The second was a commonly used point-dose based manual approach, representative of practice in some centres. The maximum dose to 0.1 cm^3^ was extracted from the previous plan for each of the eight OARs with combined clinical goals, converted into EQD2Gy, and subtracted from the combined clinical goals to derive patient-specific residual limits. Each required an independent check. Residuals, rescaled to 30-fractions, were manually entered for TPS optimisation objectives.
Both methods were optimised by reducing target coverage until mandatory OAR clinical goals were achieved. Optimal clinical goals were pursued when achievable without compromising target coverage.
Cumulative dose Estimation
2.4
Dose distributions from previous treatments were deformed onto reirradiation planning CTs, where each OAR was assigned an α/β value (Sup. Table S2). If a dose voxel was assigned to multiple OARs, a priority list from lowest to highest α/β value was used. Dose voxels within the external contour not designated as OARs were assigned an α/β value of 3 Gy. Both dose distributions were subsequently rescaled to EQD2Gy and summed voxel-by-voxel to evaluate the cumulative doses on the reirradiation CT. EQD2 metrics were subsequently calculated using the full set of voxels assigned to an OAR, as per the RayStation patient model.

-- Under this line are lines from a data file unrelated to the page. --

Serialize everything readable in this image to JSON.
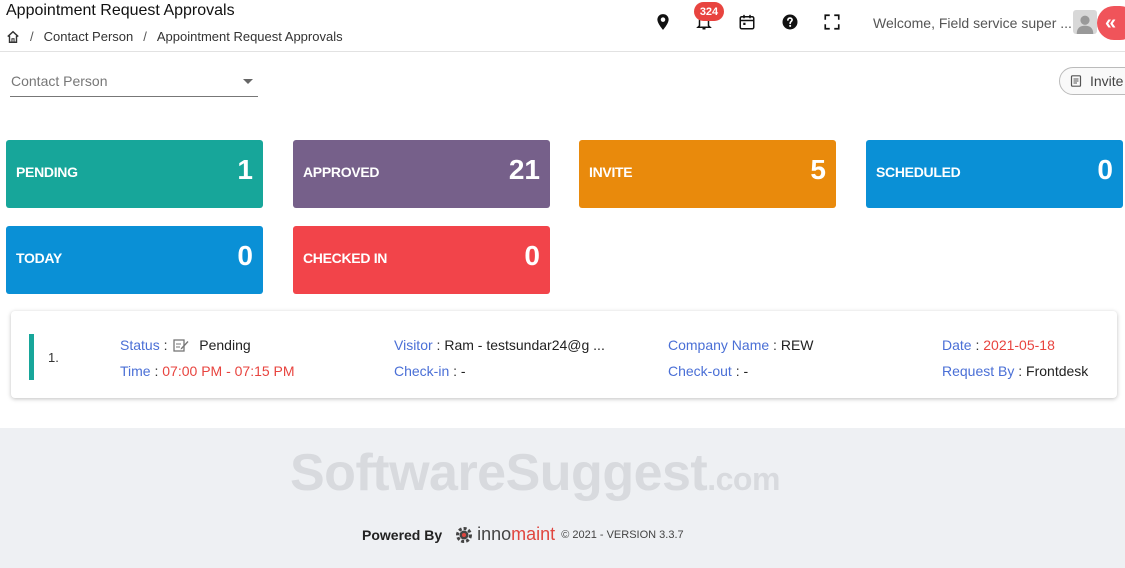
{
  "header": {
    "title": "Appointment Request Approvals",
    "breadcrumb": [
      "Contact Person",
      "Appointment Request Approvals"
    ],
    "notification_count": "324",
    "welcome": "Welcome, Field service super ..."
  },
  "icons": {
    "home": "home-icon",
    "location": "map-pin-icon",
    "notifications": "bell-icon",
    "calendar": "calendar-icon",
    "help": "question-circle-icon",
    "fullscreen": "expand-icon",
    "avatar": "user-icon",
    "collapse": "double-chevron-left-icon"
  },
  "filter": {
    "label": "Contact Person",
    "invite_label": "Invite"
  },
  "stats": [
    {
      "label": "PENDING",
      "value": "1",
      "color": "#17a69a"
    },
    {
      "label": "APPROVED",
      "value": "21",
      "color": "#76608a"
    },
    {
      "label": "INVITE",
      "value": "5",
      "color": "#e98a0c"
    },
    {
      "label": "SCHEDULED",
      "value": "0",
      "color": "#0a90d6"
    },
    {
      "label": "TODAY",
      "value": "0",
      "color": "#0a90d6"
    },
    {
      "label": "CHECKED IN",
      "value": "0",
      "color": "#f2444a"
    }
  ],
  "request": {
    "index": "1.",
    "status_key": "Status",
    "status": "Pending",
    "time_key": "Time",
    "time": "07:00 PM - 07:15 PM",
    "visitor_key": "Visitor",
    "visitor": "Ram - testsundar24@g ...",
    "checkin_key": "Check-in",
    "checkin": "-",
    "company_key": "Company Name",
    "company": "REW",
    "checkout_key": "Check-out",
    "checkout": "-",
    "date_key": "Date",
    "date": "2021-05-18",
    "requestby_key": "Request By",
    "requestby": "Frontdesk"
  },
  "footer": {
    "watermark": "SoftwareSuggest",
    "watermark_suffix": ".com",
    "powered_by": "Powered By",
    "brand_first": "inno",
    "brand_second": "maint",
    "copyright": "© 2021 - VERSION 3.3.7"
  }
}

Robust cumulative dose estimates accounted for geometric uncertainties in DIR and dose mapping. For each OAR that had cumulative clinical goals, each OAR mapped dose voxel was resampled and replaced by the maximum dose inside a sphere generated on the unmapped previous dose and centred at the source position of the mapped dose voxel. The spherical resampling kernel radius used was the organ- and patient-specific MDA to approximate the uncertainty in image registration [8] (Sup. Table S3). Radiobiological uncertainty was addressed by assigning each OAR a published α/β range (Sup. Table S2), varying α/β in integer steps, recalculating the combined equieffective dose, and recording the largest estimate.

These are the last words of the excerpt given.